Through working with other countries, we can come together to make safe social spaces and above all to protect individuals, especially the most vulnerable such as children. The draft regulations recognise the need for international collaboration in upholding online safety standards. The legislation aims to identify and designate overseas regulators capable of aligning with and enforcing online safety measures. It acknowledges the global nature of the internet and the necessity of co-ordinated efforts among nations to ensure a secure online environment. It includes regulatory bodies in countries including but not limited to Australia, France and Germany—countries that, like ours, recognise the importance of a unified stance on online safety. It is simply not tenable for one country legislating alone to prevent its citizens from seeing harmful material; the internet is too expansive for that. With countries acting together, we can secure the best chance of making the internet a safer space, which is something that this legislation puts into motion.

Responsible content moderation is a particularly strong point of the draft regulations. They seek to create a framework that holds online platforms accountable for the content hosted on their sites, while protecting the most vulnerable individuals, especially our children, from exposure to harmful material. As a parent myself, I am relieved that Ofcom will be enabled, in co-operation with overseas regulators, not only to assist them in their online regulatory functions but to aid in criminal proceedings, thus helping to keep people safe across the world.

The legality surrounding online safety is complicated, so delineating a list of overseas regulators within a legislative framework benefits everyone. By offering a structured approach, the draft regulations will allow online platforms to navigate the complex landscape of content moderation. By providing clear guidelines and affiliations with recognised regulatory bodies, this initiative fosters greater transparency and accountability in content moderation practices.

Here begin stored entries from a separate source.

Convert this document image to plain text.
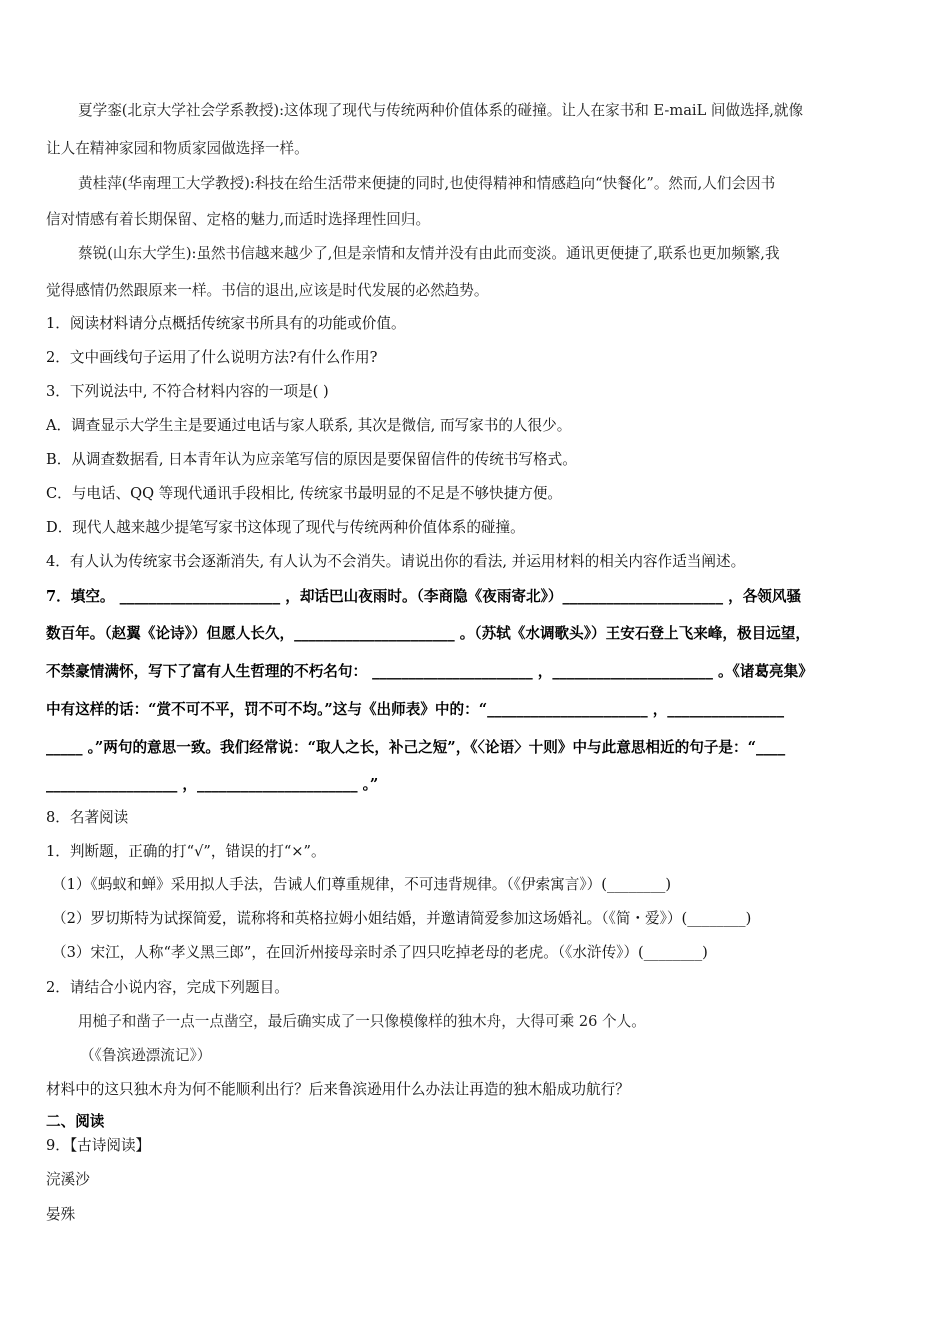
夏学銮(北京大学社会学系教授):这体现了现代与传统两种价值体系的碰撞。让人在家书和 E-maiL 间做选择,就像
让人在精神家园和物质家园做选择一样。
黄桂萍(华南理工大学教授):科技在给生活带来便捷的同时,也使得精神和情感趋向“快餐化”。然而,人们会因书
信对情感有着长期保留、定格的魅力,而适时选择理性回归。
蔡锐(山东大学生):虽然书信越来越少了,但是亲情和友情并没有由此而变淡。通讯更便捷了,联系也更加频繁,我
觉得感情仍然跟原来一样。书信的退出,应该是时代发展的必然趋势。
1．阅读材料请分点概括传统家书所具有的功能或价值。
2．文中画线句子运用了什么说明方法?有什么作用?
3．下列说法中, 不符合材料内容的一项是( )
A．调查显示大学生主是要通过电话与家人联系, 其次是微信, 而写家书的人很少。
B．从调查数据看, 日本青年认为应亲笔写信的原因是要保留信件的传统书写格式。
C．与电话、QQ 等现代通讯手段相比, 传统家书最明显的不足是不够快捷方便。
D．现代人越来越少提笔写家书这体现了现代与传统两种价值体系的碰撞。
4．有人认为传统家书会逐渐消失, 有人认为不会消失。请说出你的看法, 并运用材料的相关内容作适当阐述。
7．填空。 ______________________ ，却话巴山夜雨时。（李商隐《夜雨寄北》）______________________ ，各领风骚
数百年。（赵翼《论诗》）但愿人长久，______________________ 。（苏轼《水调歌头》）王安石登上飞来峰，极目远望，
不禁豪情满怀，写下了富有人生哲理的不朽名句： ______________________ ，______________________ 。《诸葛亮集》
中有这样的话：“赏不可不平，罚不可不均。”这与《出师表》中的：“______________________ ，________________
_____ 。”两句的意思一致。我们经常说：“取人之长，补己之短”，《〈论语〉十则》中与此意思相近的句子是：“____
__________________ ，______________________ 。”
8．名著阅读
1．判断题，正确的打“√”，错误的打“×”。
（1）《蚂蚁和蝉》采用拟人手法，告诫人们尊重规律，不可违背规律。（《伊索寓言》）(________)
（2）罗切斯特为试探简爱，谎称将和英格拉姆小姐结婚，并邀请简爱参加这场婚礼。（《简・爱》）(________)
（3）宋江，人称“孝义黑三郎”，在回沂州接母亲时杀了四只吃掉老母的老虎。（《水浒传》）(________)
2．请结合小说内容，完成下列题目。
用槌子和凿子一点一点凿空，最后确实成了一只像模像样的独木舟，大得可乘 26 个人。
（《鲁滨逊漂流记》）
材料中的这只独木舟为何不能顺利出行？后来鲁滨逊用什么办法让再造的独木船成功航行？
二、阅读
9．【古诗阅读】
浣溪沙
晏殊
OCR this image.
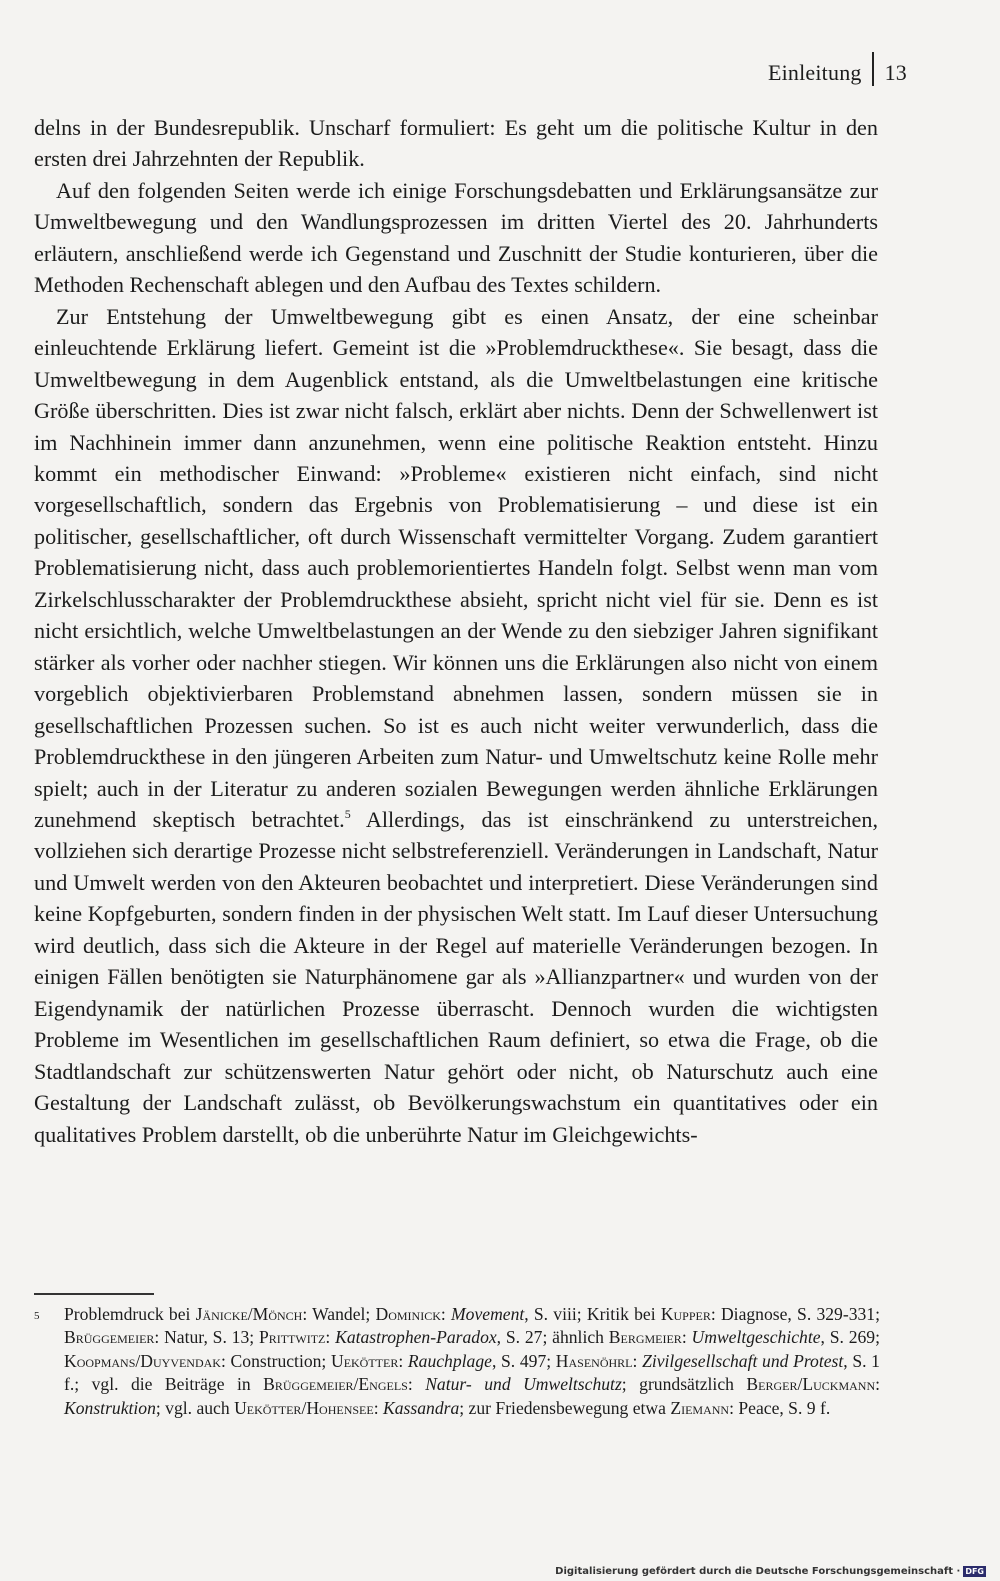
Einleitung 13

delns in der Bundesrepublik. Unscharf formuliert: Es geht um die politische Kultur in den ersten drei Jahrzehnten der Republik.

Auf den folgenden Seiten werde ich einige Forschungsdebatten und Erklärungsansätze zur Umweltbewegung und den Wandlungsprozessen im dritten Viertel des 20. Jahrhunderts erläutern, anschließend werde ich Gegenstand und Zuschnitt der Studie konturieren, über die Methoden Rechenschaft ablegen und den Aufbau des Textes schildern.

Zur Entstehung der Umweltbewegung gibt es einen Ansatz, der eine scheinbar einleuchtende Erklärung liefert. Gemeint ist die »Problemdruckthese«. Sie besagt, dass die Umweltbewegung in dem Augenblick entstand, als die Umweltbelastungen eine kritische Größe überschritten. Dies ist zwar nicht falsch, erklärt aber nichts. Denn der Schwellenwert ist im Nachhinein immer dann anzunehmen, wenn eine politische Reaktion entsteht. Hinzu kommt ein methodischer Einwand: »Probleme« existieren nicht einfach, sind nicht vorgesellschaftlich, sondern das Ergebnis von Problematisierung – und diese ist ein politischer, gesellschaftlicher, oft durch Wissenschaft vermittelter Vorgang. Zudem garantiert Problematisierung nicht, dass auch problemorientiertes Handeln folgt. Selbst wenn man vom Zirkelschlusscharakter der Problemdruckthese absieht, spricht nicht viel für sie. Denn es ist nicht ersichtlich, welche Umweltbelastungen an der Wende zu den siebziger Jahren signifikant stärker als vorher oder nachher stiegen. Wir können uns die Erklärungen also nicht von einem vorgeblich objektivierbaren Problemstand abnehmen lassen, sondern müssen sie in gesellschaftlichen Prozessen suchen. So ist es auch nicht weiter verwunderlich, dass die Problemdruckthese in den jüngeren Arbeiten zum Natur- und Umweltschutz keine Rolle mehr spielt; auch in der Literatur zu anderen sozialen Bewegungen werden ähnliche Erklärungen zunehmend skeptisch betrachtet.$^5$ Allerdings, das ist einschränkend zu unterstreichen, vollziehen sich derartige Prozesse nicht selbstreferenziell. Veränderungen in Landschaft, Natur und Umwelt werden von den Akteuren beobachtet und interpretiert. Diese Veränderungen sind keine Kopfgeburten, sondern finden in der physischen Welt statt. Im Lauf dieser Untersuchung wird deutlich, dass sich die Akteure in der Regel auf materielle Veränderungen bezogen. In einigen Fällen benötigten sie Naturphänomene gar als »Allianzpartner« und wurden von der Eigendynamik der natürlichen Prozesse überrascht. Dennoch wurden die wichtigsten Probleme im Wesentlichen im gesellschaftlichen Raum definiert, so etwa die Frage, ob die Stadtlandschaft zur schützenswerten Natur gehört oder nicht, ob Naturschutz auch eine Gestaltung der Landschaft zulässt, ob Bevölkerungswachstum ein quantitatives oder ein qualitatives Problem darstellt, ob die unberührte Natur im Gleichgewichts-

5	Problemdruck bei Jänicke/Mönch: Wandel; Dominick: Movement, S. viii; Kritik bei Kupper: Diagnose, S. 329-331; Brüggemeier: Natur, S. 13; Prittwitz: Katastrophen-Paradox, S. 27; ähnlich Bergmeier: Umweltgeschichte, S. 269; Koopmans/Duyvendak: Construction; Uekötter: Rauchplage, S. 497; Hasenöhrl: Zivilgesellschaft und Protest, S. 1 f.; vgl. die Beiträge in Brüggemeier/Engels: Natur- und Umweltschutz; grundsätzlich Berger/Luckmann: Konstruktion; vgl. auch Uekötter/Hohensee: Kassandra; zur Friedensbewegung etwa Ziemann: Peace, S. 9 f.
Digitalisierung gefördert durch die Deutsche Forschungsgemeinschaft · DFG
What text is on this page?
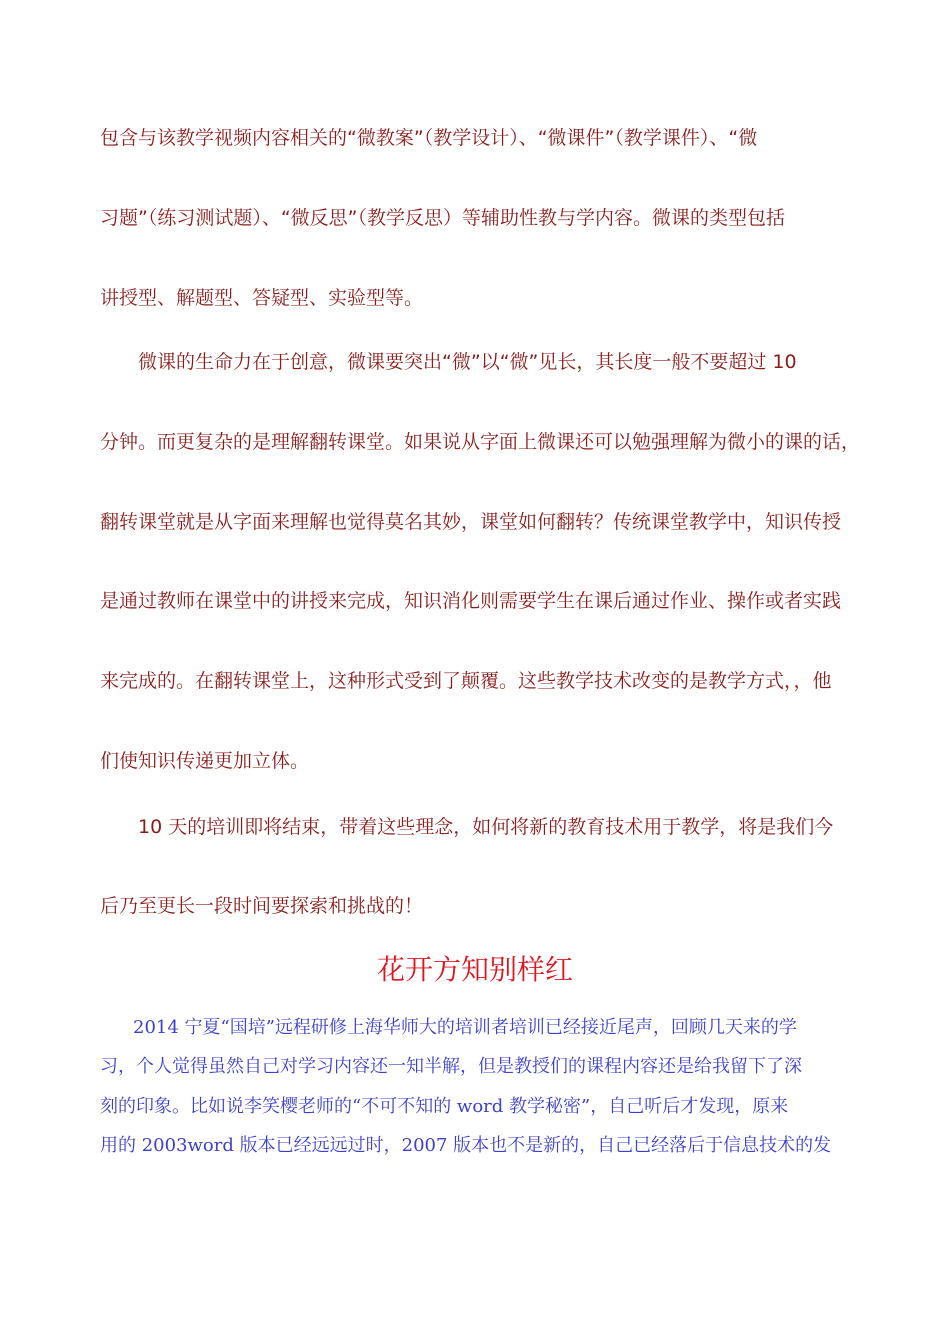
包含与该教学视频内容相关的“微教案”（教学设计）、“微课件”（教学课件）、“微
习题”（练习测试题）、“微反思”（教学反思）等辅助性教与学内容。微课的类型包括
讲授型、解题型、答疑型、实验型等。
微课的生命力在于创意，微课要突出“微”以“微”见长，其长度一般不要超过 10
分钟。而更复杂的是理解翻转课堂。如果说从字面上微课还可以勉强理解为微小的课的话，
翻转课堂就是从字面来理解也觉得莫名其妙，课堂如何翻转？传统课堂教学中，知识传授
是通过教师在课堂中的讲授来完成，知识消化则需要学生在课后通过作业、操作或者实践
来完成的。在翻转课堂上，这种形式受到了颠覆。这些教学技术改变的是教学方式，，他
们使知识传递更加立体。
10 天的培训即将结束，带着这些理念，如何将新的教育技术用于教学，将是我们今
后乃至更长一段时间要探索和挑战的！
花开方知别样红
2014 宁夏“国培”远程研修上海华师大的培训者培训已经接近尾声，回顾几天来的学
习，个人觉得虽然自己对学习内容还一知半解，但是教授们的课程内容还是给我留下了深
刻的印象。比如说李笑樱老师的“不可不知的 word 教学秘密”，自己听后才发现，原来
用的 2003word 版本已经远远过时，2007 版本也不是新的，自己已经落后于信息技术的发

The importance of co-operation between online platforms and regulatory bodies cannot be overstated. Establishing an effective partnership ensures that platforms have access to the resources, guidance and best practices that are necessary for robust content moderation. It also enables regulators to understand the challenges faced by the platforms, and so leads to more nuanced and effective regulatory measures.

In discussing the draft regulations, it is crucial to address potential concerns and areas for further consideration. There is no doubt that there is a worrying practice of social media companies profiting from invasive algorithms that allow them to push all kinds of content, including harmful content, to anyone with a digital device. I believe that the draft regulations fall incredibly short on that. However, although progress on digital safety has been slow, the Opposition are happy to support the regulations and see them as a step in the right direction from a Government who have seemed timid in these matters. There is no doubt that the regulations represent a crucial stride towards improving online safety, fostering global co-operation and, more importantly, moving us all to a safer digital space.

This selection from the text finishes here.